Natural language processing AFL injury data

Problem

In building an AFL fantasy optimisation engine I ran tired of manually excluding all injured players.

I put together a python script that reads the official list of AFL player injuries and outputs expected return dates (based on the estimated return listed on the website).

The result is an auto-updating CSV 

(https://github.com/conradbez/afl_injuries/blob/main/injuries.csv)

Challenges:

  1. Return from injury times are given in the human-readable form (see image below *)
  2. Return dates should auto-update without costly infrastructure (maintenance time and compute cost) 

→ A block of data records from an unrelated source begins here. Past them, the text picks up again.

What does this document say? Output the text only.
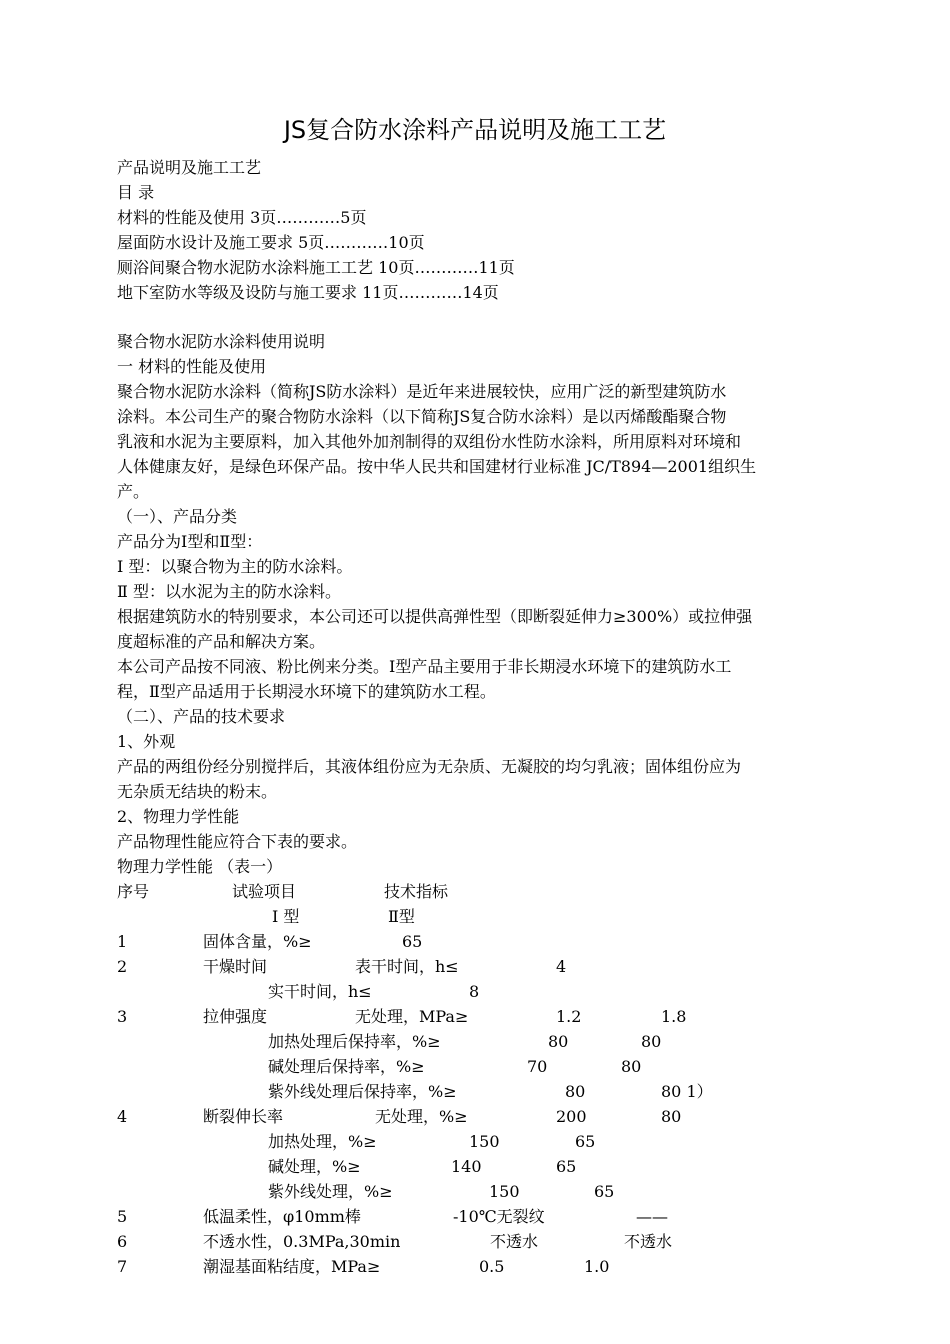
JS复合防水涂料产品说明及施工工艺
产品说明及施工工艺
目 录
材料的性能及使用 3页…………5页
屋面防水设计及施工要求 5页…………10页
厕浴间聚合物水泥防水涂料施工工艺 10页…………11页
地下室防水等级及设防与施工要求 11页…………14页
聚合物水泥防水涂料使用说明
一 材料的性能及使用
聚合物水泥防水涂料（简称JS防水涂料）是近年来进展较快，应用广泛的新型建筑防水
涂料。本公司生产的聚合物防水涂料（以下简称JS复合防水涂料）是以丙烯酸酯聚合物
乳液和水泥为主要原料，加入其他外加剂制得的双组份水性防水涂料，所用原料对环境和
人体健康友好，是绿色环保产品。按中华人民共和国建材行业标准 JC/T894—2001组织生
产。
（一）、产品分类
产品分为Ⅰ型和Ⅱ型：
Ⅰ 型：以聚合物为主的防水涂料。
Ⅱ 型：以水泥为主的防水涂料。
根据建筑防水的特别要求，本公司还可以提供高弹性型（即断裂延伸力≥300%）或拉伸强
度超标准的产品和解决方案。
本公司产品按不同液、粉比例来分类。Ⅰ型产品主要用于非长期浸水环境下的建筑防水工
程，Ⅱ型产品适用于长期浸水环境下的建筑防水工程。
（二）、产品的技术要求
1、外观
产品的两组份经分别搅拌后，其液体组份应为无杂质、无凝胶的均匀乳液；固体组份应为
无杂质无结块的粉末。
2、物理力学性能
产品物理性能应符合下表的要求。
物理力学性能 （表一）
序号	试验项目	技术指标
Ⅰ 型	Ⅱ型
1	固体含量，%≥	65
2	干燥时间	表干时间，h≤	4
实干时间，h≤	8
3	拉伸强度	无处理，MPa≥	1.2	1.8
加热处理后保持率，%≥	80	80
碱处理后保持率，%≥	70	80
紫外线处理后保持率，%≥	80	80 1）
4	断裂伸长率	无处理，%≥	200	80
加热处理，%≥	150	65
碱处理，%≥	140	65
紫外线处理，%≥	150	65
5	低温柔性，φ10mm棒	-10℃无裂纹	——
6	不透水性，0.3MPa,30min	不透水	不透水
7	潮湿基面粘结度，MPa≥	0.5	1.0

* example injury page - not easily machine-readable

Solution

  1. After trailing a few methods (including painful regex) I settled on the dateparser library converting these times to python timedelta  objects and adding it the date updated - for the full method inspect https://github.com/conradbez/afl_injuries/blob/main/injuries.py
  2. Github provides handy CI/CD through Github Actions. I decided to solve auto-refreshing by piggybacking off this feature. Through triggering a code build on a time schedule I controlled how often the list would be refreshed. Then setting this triggered build to execute the above script and saving the results back  into the repo the CSV is kept up to  date for free, without any underlying infrastructure.

 

Hope this helps automate your AFL spreadsheets